Миледи не успела перевести дух после сказанных ею слов, как уже осталась в комнате одна. Она пошла отыскивать мужа с твердым намерением помешать исполнению его программы, в чем бы последняя ни заключалась, «потому что, – мысленно прибавила почтенная дама, – когда Мельберри заберет себе в голову разные чувствительные истории, он становится совсем болваном и способен натворить неслыханных глупостей, если дать ему волю». Она столкнулась с ним, когда он нес из чулана британский флаг. Тут полковник сообщил ей, что желает воздать умершему подобающие почести и с этой целью решил пригласить на проводы покойника правительство и публику. Однако жена перебила его:
– Послушай, Мельберри, все это прекрасно; никто не осудит тебя за внимание к родственнику. Но как ты неловко берешься за дело! Подумай сам: ну, можно ли вертеться вокруг корзинки с золою и корчить печальную мину? Какая тут торжественность? Ровно никакой. Ведь всякому придет в голову, что в той золе, пожалуй, и нет человеческого праха. Да это подумают еще при виде одной корзинки, а что скажут, когда мы выставим целых три? При одном провожатом такая погребальная церемония покажется смешною, а при огромной процессии и подавно. Ведь эдак наберется, чего доброго, тысяч пять народу. Шутка сказать. Нет, брось эту затею; придумай что-нибудь другое.

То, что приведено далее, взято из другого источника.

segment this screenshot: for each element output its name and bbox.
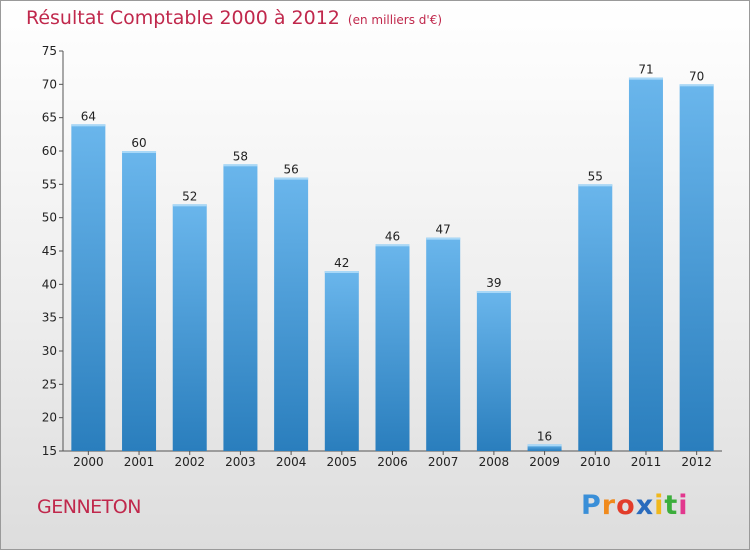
bar: [476, 291, 511, 451]
bar: [426, 237, 461, 451]
x-tick-label: 2004: [276, 455, 307, 469]
chart-title: Résultat Comptable 2000 à 2012 (en millie…: [26, 7, 442, 29]
y-tick-label: 25: [42, 377, 57, 391]
value-label: 71: [638, 63, 653, 77]
proxiti-logo: Proxiti: [581, 490, 689, 521]
logo-letter: i: [654, 490, 665, 521]
y-tick-label: 15: [42, 444, 57, 458]
value-label: 46: [385, 229, 400, 243]
x-tick-label: 2010: [580, 455, 611, 469]
x-tick-label: 2011: [631, 455, 662, 469]
x-tick-label: 2008: [479, 455, 510, 469]
bar-highlight: [172, 204, 207, 207]
y-tick-label: 30: [42, 344, 57, 358]
bar-highlight: [527, 444, 562, 447]
x-tick-label: 2007: [428, 455, 459, 469]
x-tick-label: 2005: [327, 455, 358, 469]
bar-highlight: [375, 244, 410, 247]
y-tick-label: 60: [42, 144, 57, 158]
x-tick-label: 2000: [73, 455, 104, 469]
bar: [527, 444, 562, 451]
y-tick-label: 50: [42, 211, 57, 225]
bar-highlight: [122, 151, 157, 153]
bar: [324, 271, 359, 451]
value-label: 39: [486, 276, 501, 290]
value-label: 70: [689, 69, 704, 83]
y-tick-label: 20: [42, 411, 57, 425]
value-label: 47: [436, 223, 451, 237]
bar-highlight: [628, 77, 663, 80]
y-tick-label: 45: [42, 244, 57, 258]
value-label: 52: [182, 189, 197, 203]
bar: [71, 124, 106, 451]
bar: [628, 77, 663, 452]
y-tick-label: 65: [42, 111, 57, 125]
bar-highlight: [71, 124, 106, 127]
x-tick-label: 2001: [124, 455, 155, 469]
bar-highlight: [274, 177, 309, 180]
x-tick-label: 2002: [174, 455, 205, 469]
logo-letter: i: [678, 490, 689, 521]
logo-letter: t: [664, 490, 679, 521]
logo-letter: r: [601, 490, 617, 521]
bar: [122, 151, 157, 451]
logo-letter: x: [635, 490, 655, 521]
bar: [679, 84, 714, 451]
value-label: 60: [131, 136, 146, 150]
bar: [375, 244, 410, 451]
value-label: 55: [588, 169, 603, 183]
value-label: 56: [283, 163, 298, 177]
value-label: 64: [81, 109, 96, 123]
y-tick-label: 55: [42, 177, 57, 191]
bar-highlight: [223, 164, 258, 167]
bar: [274, 177, 309, 451]
chart-subtitle: (en milliers d'€): [347, 13, 443, 27]
y-tick-label: 75: [42, 44, 57, 58]
bar-highlight: [578, 184, 613, 187]
y-tick-label: 40: [42, 277, 57, 291]
bar: [578, 184, 613, 452]
x-tick-label: 2003: [225, 455, 256, 469]
logo-letter: P: [581, 490, 602, 521]
bar: [172, 204, 207, 451]
chart-title-text: Résultat Comptable 2000 à 2012: [26, 7, 340, 29]
value-label: 58: [233, 149, 248, 163]
x-tick-label: 2012: [681, 455, 712, 469]
bar-highlight: [426, 237, 461, 240]
bar: [223, 164, 258, 452]
commune-name: GENNETON: [37, 496, 141, 518]
x-tick-label: 2006: [377, 455, 408, 469]
y-tick-label: 70: [42, 77, 57, 91]
bar-highlight: [679, 84, 714, 87]
value-label: 42: [334, 256, 349, 270]
value-label: 16: [537, 429, 552, 443]
logo-letter: o: [616, 490, 636, 521]
bar-highlight: [324, 271, 359, 273]
x-tick-label: 2009: [529, 455, 560, 469]
bar-highlight: [476, 291, 511, 293]
y-tick-label: 35: [42, 311, 57, 325]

Полковник поразмыслил и уступил доводам жены, когда нашел, что женский инстинкт подсказал ей верное решение. Он решил только просидеть вечер у праха виконта, вдвоем с Гаукинсом. Однако и это показалось излишним миссис Селлерс. Впрочем, она не стала больше спорить, сознавая, что ее муж поступает так, движимый своей честной натурой и сердечной добротой. В самом деле, в этой чуждой стране злополучные останки молодого лорда нигде не могли найти себе приюта и дружеского внимания, кроме дома полковника Селлерса. Последний задрапировал британским флагом все три корзины, повязал клочок траурного крепа на дверную ручку и заметил наконец с довольным видом:
– Ну, теперь все хорошо. Мы устроили его, как могли при настоящих обстоятельствах. Впрочем, нет! В данном случае надо поступить со своими ближними, как мы хотим, чтобы поступали с нами. Недостает еще одного.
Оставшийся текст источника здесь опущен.